A Tibetan movie nominated for four major awards at the Taipei Golden Horse Film Festival has won respect for its style and focus on an important contemporary subject -- people's sense of identity in a fast-changing world.

"Tharlo," competing for the awards of Best Feature Film, Best Director, Best Adapted Screenplay and Best Cinematography, the results of which will be announced on Saturday, is about the eponymous orphaned shepherd whose quiet life is disrupted when he has to go to town to get his first ID photo.

Pema Tseden, the film's director, was born in northeast China's Qinghai Province but left his hometown at a young age to study filmmaking in Beijing. He told Xinhua that he wanted to present how things are for younger generations of Tibetans and inspire the audience to think about the effects of the changes sweeping the region -- and further afield.

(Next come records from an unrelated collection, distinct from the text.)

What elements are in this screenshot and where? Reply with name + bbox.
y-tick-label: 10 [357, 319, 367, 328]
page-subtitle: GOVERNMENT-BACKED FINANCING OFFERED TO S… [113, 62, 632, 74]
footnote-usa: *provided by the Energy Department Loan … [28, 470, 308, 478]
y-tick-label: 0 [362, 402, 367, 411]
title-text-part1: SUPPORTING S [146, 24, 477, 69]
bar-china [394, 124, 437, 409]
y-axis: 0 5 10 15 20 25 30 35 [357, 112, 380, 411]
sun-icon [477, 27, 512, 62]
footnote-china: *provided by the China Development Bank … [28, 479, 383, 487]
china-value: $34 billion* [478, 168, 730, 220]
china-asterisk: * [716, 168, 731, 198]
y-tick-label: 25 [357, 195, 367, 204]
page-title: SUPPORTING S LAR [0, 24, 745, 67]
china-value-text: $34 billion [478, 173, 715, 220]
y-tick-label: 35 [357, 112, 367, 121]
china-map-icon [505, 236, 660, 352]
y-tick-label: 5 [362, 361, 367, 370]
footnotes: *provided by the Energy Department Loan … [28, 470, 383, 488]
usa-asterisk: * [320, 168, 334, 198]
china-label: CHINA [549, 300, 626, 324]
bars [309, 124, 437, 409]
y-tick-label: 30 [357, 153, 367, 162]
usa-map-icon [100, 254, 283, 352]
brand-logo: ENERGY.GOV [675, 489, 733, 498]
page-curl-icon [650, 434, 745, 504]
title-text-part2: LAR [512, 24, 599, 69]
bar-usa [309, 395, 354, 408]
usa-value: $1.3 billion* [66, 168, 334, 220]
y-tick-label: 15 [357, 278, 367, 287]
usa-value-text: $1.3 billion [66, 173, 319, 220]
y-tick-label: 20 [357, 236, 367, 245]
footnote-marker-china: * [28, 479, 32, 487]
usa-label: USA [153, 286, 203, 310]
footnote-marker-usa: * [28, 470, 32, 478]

"It's not only Tibetans that face this issue; people in the rest of China and the world are experiencing the same thing," Pema Tseden said.

The director is speaking from personal experience, though he admits he doesn't have the answers. "From time to time, I am surprised how much I have changed since I left my hometown and how much people have changed there. The force of change is so strong and irresistible. I am still searching for how to cope with it. I hope that everyone who watches the film may find their own way."

Pema Tseden's previous films have distinctly Tibetan features, but he played them down here. "I tried to focus on Tharlo himself and eliminate unnecessary distractions of cultural or social backgrounds," the director said.

"Tharlo" is also notable for its highly artistic black and white cinematography. Lu Songye, the film's cinematographer, told Xinhua that the style is appropriate for the plot and characters.

"Shooting the film in black and white was a way to minimize distraction," Lu said. "It also matches the spiritual world of Tharlo who is a man of simple morality."

The audience will see Tharlo's simple world collapse into confusing gray, triggered by a tragic love affair with a girl working at the local barber's shop.

Wide use of mirrors is another cinematographic feature of "Tharlo." "It's a perfect tool to display the detached feeling Tharlo has in the town," Lu said.

The shoot employed four professional actors while the rest of the characters are played by locals including Pema Tseden's friends.

Shide Nyima, who played Tharlo, was a comedian and TV actor in Qinghai before he picked this role.

"This is a challenging role that I had never played before. Also, I understand what he's going through. I have some similar feelings myself," Shide Nyima said.